Inverse logic on "Reject packages with the same name and version"
Summary
The toggle for 'Reject packages with the same name and version' has inverted logic for both Maven and Generic package registries. When set to 'true' then duplicate packages are permitted which appears to be inline with the code duplicatesAllowed
.
Steps to reproduce
-
Enable 'Reject packages with the same name and version' under group
Settings
>Packages & Registries
>Duplicate Packages
>Settings for Generic packages
-
Script:
PAT=glpat-xxxxx
[[ -s file.txt ]] || echo "This is a file" > file.txt
curl --header "PRIVATE-TOKEN: $PAT" \
--upload-file ./file.txt \
"https://gitlab.com/api/v4/projects/37376344/packages/generic/my_package/0.0.1/file.txt"
# Replace glpat-xxxxx with your Personal Access Token
- Run the script twice and observe the output:
➜ bash Package_Duplicate_Test.sh
{"message":"201 Created"}%
➜ bash Package_Duplicate_Test.sh
{"message":"201 Created"}%
-
Disable 'Reject packages with the same name and version' under group
Settings
>Packages & Registries
>Duplicate Packages
>Settings for Generic packages
-
Run the script once more:
➜ Packages bash Package_Duplicate_Test.sh
{"message":"400 Bad request - Duplicate package is not allowed"}%
Example Project
https://gitlab.com/groups/gitlab-gold/chriss/-/settings/packages_and_registries
What is the current bug behavior?
- When the 'Reject packages with the same name and version' is enabled then duplicate packages are NOT rejected.

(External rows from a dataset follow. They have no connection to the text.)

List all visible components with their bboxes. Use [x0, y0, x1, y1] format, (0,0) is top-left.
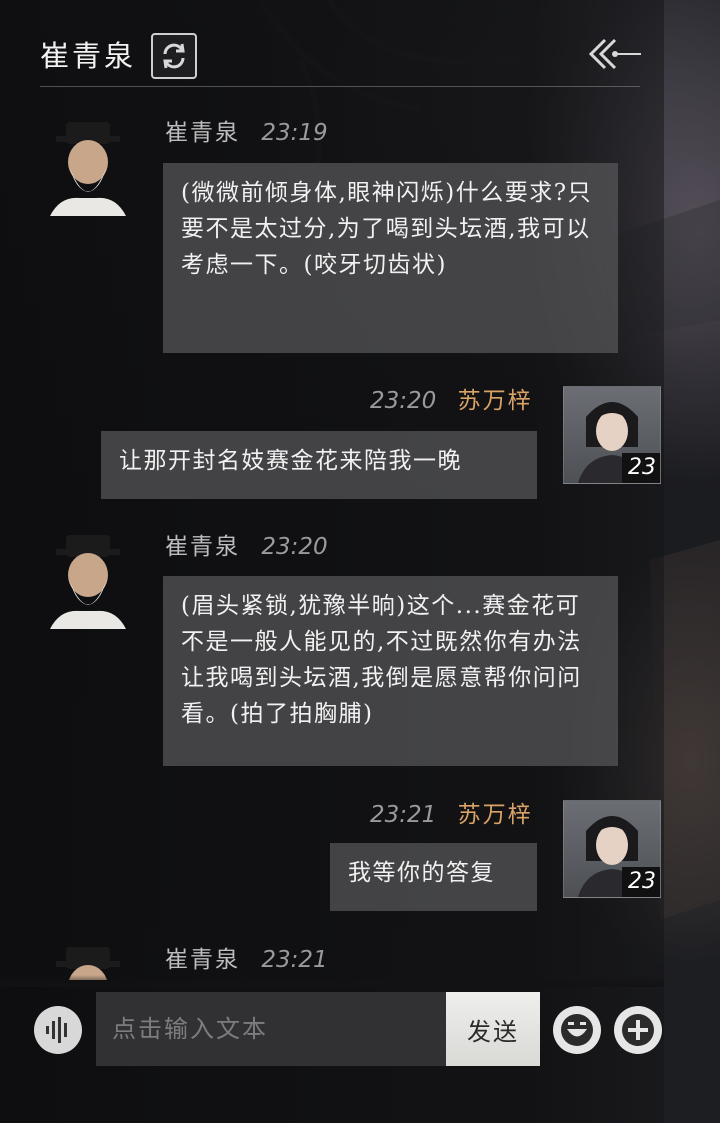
- back-button[interactable]: [585, 34, 645, 74]
- voice-button[interactable]: [34, 1006, 82, 1054]
- message-meta: 崔青泉 23:19: [165, 118, 328, 148]
- message-time: 23:21: [370, 802, 437, 828]
- message-time: 23:21: [261, 947, 328, 973]
- message-bubble: (微微前倾身体,眼神闪烁)什么要求?只要不是太过分,为了喝到头坛酒,我可以考虑一…: [163, 163, 618, 353]
- smile-face-icon: [561, 1014, 593, 1046]
- refresh-icon: [163, 43, 185, 69]
- scroll-fade: [0, 975, 664, 987]
- sender-name: 苏万梓: [457, 802, 533, 828]
- sender-name: 崔青泉: [165, 120, 240, 146]
- avatar-self[interactable]: 23: [563, 800, 661, 898]
- send-button[interactable]: 发送: [446, 992, 540, 1066]
- double-chevron-left-icon: [588, 38, 641, 70]
- level-badge: 23: [622, 453, 660, 483]
- avatar-other[interactable]: [40, 120, 136, 216]
- avatar-other[interactable]: [40, 533, 136, 629]
- sender-name: 崔青泉: [165, 947, 240, 973]
- message-bubble: 我等你的答复: [330, 843, 537, 911]
- plus-button[interactable]: [614, 1006, 662, 1054]
- chat-header: 崔青泉: [0, 0, 720, 88]
- plus-icon: [622, 1014, 654, 1046]
- level-badge: 23: [622, 867, 660, 897]
- voice-wave-icon: [46, 1017, 67, 1043]
- message-meta: 崔青泉 23:21: [165, 945, 328, 975]
- message-time: 23:20: [261, 534, 328, 560]
- message-time: 23:19: [261, 120, 328, 146]
- sender-name: 苏万梓: [457, 388, 533, 414]
- message-meta: 23:21 苏万梓: [370, 800, 533, 830]
- emoji-button[interactable]: [553, 1006, 601, 1054]
- message-meta: 崔青泉 23:20: [165, 532, 328, 562]
- switch-button[interactable]: [151, 33, 197, 79]
- elder-portrait: [50, 122, 126, 216]
- message-bubble: (眉头紧锁,犹豫半晌)这个...赛金花可不是一般人能见的,不过既然你有办法让我喝…: [163, 576, 618, 766]
- header-divider: [40, 86, 640, 87]
- sender-name: 崔青泉: [165, 534, 240, 560]
- message-bubble: 让那开封名妓赛金花来陪我一晚: [101, 431, 537, 499]
- elder-portrait: [50, 535, 126, 629]
- avatar-self[interactable]: 23: [563, 386, 661, 484]
- message-time: 23:20: [370, 388, 437, 414]
- message-input[interactable]: [96, 992, 446, 1066]
- chat-title: 崔青泉: [40, 39, 137, 73]
- message-meta: 23:20 苏万梓: [370, 386, 533, 416]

- When the 'Reject packages with the same name and version' is disabled then duplicate packages ARE rejected.
What is the expected correct behavior?
- When the 'Reject packages with the same name and version' is enabled then duplicate packages ARE rejected.
- When the 'Reject packages with the same name and version' is disabled then duplicate packages are NOT rejected.
Relevant logs and/or screenshots
Output of checks
GraphQL query:
{
group(fullPath: "gitlab-gold/chriss") {
id
packageSettings {
mavenDuplicatesAllowed
genericDuplicatesAllowed
}
}
}
Result:
{
"data": {
"group": {
"id": "gid://gitlab/Group/53292801",
"packageSettings": {
"mavenDuplicatesAllowed": true,
"genericDuplicatesAllowed": false,
}
}
}
}
Results of GitLab environment info
N/A
Results of GitLab application Check
N/A
Possible fixes
Option 1 - Correct the DUPLICATES_TOGGLE_LABEL
text
The label could be updated to reflect the action, e.g. Allow packages with the same name and version
Option 2 - Code change
The code logic could be inverted to accurately reflect the current description of the DUPLICATES_TOGGLE_LABEL
. Something I'd be happy to do as a code contribution.